Beschluss: Abschrift und Beratung zusammen mit der Werbung bei Gelegenheit.

Anmerkungen

a–
 Und ... Referats] Kursachsen (fol. 53’) und Kurpfalz (fol. 258’ f.) differenzierter: 2 Umfragen. Pfalz legt dabei für die weltlichen Kff. ein eigenes Konzept für ihren Teil des Referats vor FR vor, das verlesen wird. In der 2. Umfrage billigen die geistlichen Kff. dessen Aufnahme in das Referat. [Gemäß Bericht der kursächsischen Gesandten vom 4. 10. 1556 (wie Anm. 1, hier fol. 345’–347) wurde das Konzept für das Bedenken der weltlichen Kff. von ihnen (Kursachsen) formuliert und vor der Vorlage im KR von Kurpfalz und Kurbrandenburg gebilligt.]
1
 Aufgrund der schriftlichen Vorformulierung entspricht die Protokollierung des folgenden Referats in Kursachsen und Kurpfalz wörtlich der Textvorlage. Das Referat als gleichlautende Kopp. auch in HStA Dresden, Loc. 10192/4, fol. 352–353’ (Vermerk: Relation, so von dem churfursten rath dem fursten rath gethan 3. Octobris 1556.) sowie in HStA Düsseldorf, JB 2295, fol. 39–41’ (Überschr.: Underschiedliche bedencken beder geistlichen unnd weltlichen churfurstlichen rete in negotio religionis, 3. Octobris außbracht.).
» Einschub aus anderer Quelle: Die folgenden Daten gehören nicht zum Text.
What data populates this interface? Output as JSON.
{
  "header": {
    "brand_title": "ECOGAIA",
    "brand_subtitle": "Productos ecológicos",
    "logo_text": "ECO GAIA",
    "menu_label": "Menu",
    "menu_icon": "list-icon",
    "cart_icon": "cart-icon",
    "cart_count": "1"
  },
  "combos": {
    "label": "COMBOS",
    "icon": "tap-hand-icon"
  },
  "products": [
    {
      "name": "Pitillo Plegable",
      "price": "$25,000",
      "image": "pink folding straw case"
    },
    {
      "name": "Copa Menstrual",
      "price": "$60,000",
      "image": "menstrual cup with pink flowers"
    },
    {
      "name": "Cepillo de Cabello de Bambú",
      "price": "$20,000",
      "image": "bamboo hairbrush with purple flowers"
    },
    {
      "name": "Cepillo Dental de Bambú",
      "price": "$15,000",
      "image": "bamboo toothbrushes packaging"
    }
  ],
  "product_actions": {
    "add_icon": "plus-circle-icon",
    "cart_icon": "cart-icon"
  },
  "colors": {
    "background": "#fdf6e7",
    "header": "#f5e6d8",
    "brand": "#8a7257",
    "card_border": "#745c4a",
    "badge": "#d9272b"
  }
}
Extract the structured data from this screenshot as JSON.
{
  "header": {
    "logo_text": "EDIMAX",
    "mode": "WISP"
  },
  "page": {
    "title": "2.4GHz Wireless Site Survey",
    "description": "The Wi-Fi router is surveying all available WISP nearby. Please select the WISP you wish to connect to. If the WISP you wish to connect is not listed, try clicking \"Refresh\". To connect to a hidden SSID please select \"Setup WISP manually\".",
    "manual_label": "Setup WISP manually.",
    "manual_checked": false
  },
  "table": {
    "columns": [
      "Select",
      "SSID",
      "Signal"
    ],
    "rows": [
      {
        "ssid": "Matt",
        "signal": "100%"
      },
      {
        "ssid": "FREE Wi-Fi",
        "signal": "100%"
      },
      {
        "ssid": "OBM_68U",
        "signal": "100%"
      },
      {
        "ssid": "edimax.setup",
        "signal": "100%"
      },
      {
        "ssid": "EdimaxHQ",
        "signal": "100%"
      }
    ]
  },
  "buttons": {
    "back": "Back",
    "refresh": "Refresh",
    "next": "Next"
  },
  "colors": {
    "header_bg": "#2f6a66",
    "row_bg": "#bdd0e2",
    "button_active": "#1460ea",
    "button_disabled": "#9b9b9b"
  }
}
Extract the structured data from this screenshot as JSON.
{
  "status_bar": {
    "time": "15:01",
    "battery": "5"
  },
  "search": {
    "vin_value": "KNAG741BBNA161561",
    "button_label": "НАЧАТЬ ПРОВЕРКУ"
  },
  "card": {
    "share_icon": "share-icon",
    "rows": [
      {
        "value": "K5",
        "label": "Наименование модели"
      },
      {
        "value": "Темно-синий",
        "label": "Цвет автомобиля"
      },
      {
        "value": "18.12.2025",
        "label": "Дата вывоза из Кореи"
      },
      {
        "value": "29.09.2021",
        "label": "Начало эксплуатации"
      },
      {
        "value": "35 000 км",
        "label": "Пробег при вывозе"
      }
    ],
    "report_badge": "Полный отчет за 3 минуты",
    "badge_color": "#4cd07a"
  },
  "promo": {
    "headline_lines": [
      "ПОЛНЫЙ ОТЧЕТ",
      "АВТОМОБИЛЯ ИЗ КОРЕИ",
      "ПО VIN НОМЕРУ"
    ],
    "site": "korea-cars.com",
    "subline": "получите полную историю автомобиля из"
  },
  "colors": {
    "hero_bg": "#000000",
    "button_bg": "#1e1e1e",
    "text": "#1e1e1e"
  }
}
Dort Vermerk [fol. 39], dass nur der erste Teil vom Mainzer Kanzler formuliert worden sei, während die Räte der weltlichen Kff. den zweiten Teil als ihre meinung auff einen zettell concipirt und verfast, in den rath gebracht unnd begert, also von wort zu wort (alß ire mainung) zu referirn; wie dan beschehen. Gemäß Bericht der kursächsischen Gesandten vom 4. 10. 1556 hat der Mainzer Kanzler das Bedenken der weltlichen Kff. /347/ gantz langsam und dictirens weiß vorgetragen, damit die Stände des FR es wörtlich aufzeichnen konnten. Welchs wir aus dem nicht ungern gesehen, dieweil berurte relation ein sonderliche declaration unserer voriger und itziger nicht bewilligung der augspurgischen confession verwandten in den artickel der geistlichen fürbehalt in sich hat etc. (HStA Dresden, Loc. 10192/4, fol. 338–351’, hier 347. Or.; präs. Dresden, 8. 10.).
2
 Vgl. Anm.10 bei Nr. 505.
3
 Keine Bezugnahme auf die nicht belegbare inhaltliche Ablehnung des Geistlichen Vorbehalts durch die geistlichen Stände (vgl. zu deren Haltung: Gotthard, Religionsfrieden, 145–149). Gemeint sind vielleicht die Änderungswünsche der katholischen Stände am Wortlaut des Artikels (u.a. Streichung der Formulierung: „welches sich beider teyl religion stende nit vergleichen konnen“), die sie in den Schlussverhandlungen mit dem Kg. am 20. 9. 1555 nur zum Teil durchsetzen konnten ( Lutz/Kohler, Reichstagsprotokoll, 145–148).
4
 Resolution des KR am 26. 9. (Kurmainz, pag. 100–102 [Nr. 14]) unter Bezugnahme auf den vorausgehenden Vortrag des FR am 25. 9. (Kurmainz, pag. 87–91 [Nr. 13]).
b
 etliche andere] Kurpfalz (fol. 262’) eindeutig: die augspurgischen confessions verwandten.
5
 Vgl. zur Forderung der CA-Stände den Kommentar des bayerischen Gesandten Perbinger im Bericht an Hg. Albrecht vom 3. 10. 1556: Hg. kann dem entnehmen, dass diese unter Verstoß gegen den Passauer Vertrag und den RAb 1555 in den Religionsverhandlungen nicht auf die Vergleichung abzielen, /503’/ sonnder was massen die allt catholisch religion gar abgethan unnd menigclich zu der augspurgischen confession vermögt unnd gebracht werden möchte. Dies seien seer verwunderlich und hoch beschwärlich, ja wol cläglich unnd erbärmlich sachen, deren gleichen vileicht auch diser ortt hiebevor nit vil erhört worden (HStA München, KÄA 3177, fol. 502–505’, hier 503’. Or. Vgl. Heil, Reichspolitik, 145 f.). Zur Reaktion des Hg. vgl. Anm.3 bei Nr. 125.
c
 Beschluss] Kursachsen (fol. 57) differenzierter: Umfrage. Beschluss gemäß Votum Trier und Pfalz.
6
 Nr. 484. Vgl. dagegen anders im Bericht des bayerischen Gesandten Perbinger vom 3. 10. (wie Anm. 5, hier fol. 504): Für die niederösterreichischen Gesandten bitten Georg von Perkheim und Jobst von Gallenberg um Audienz und übergeben sodann im RR die Anmahnung.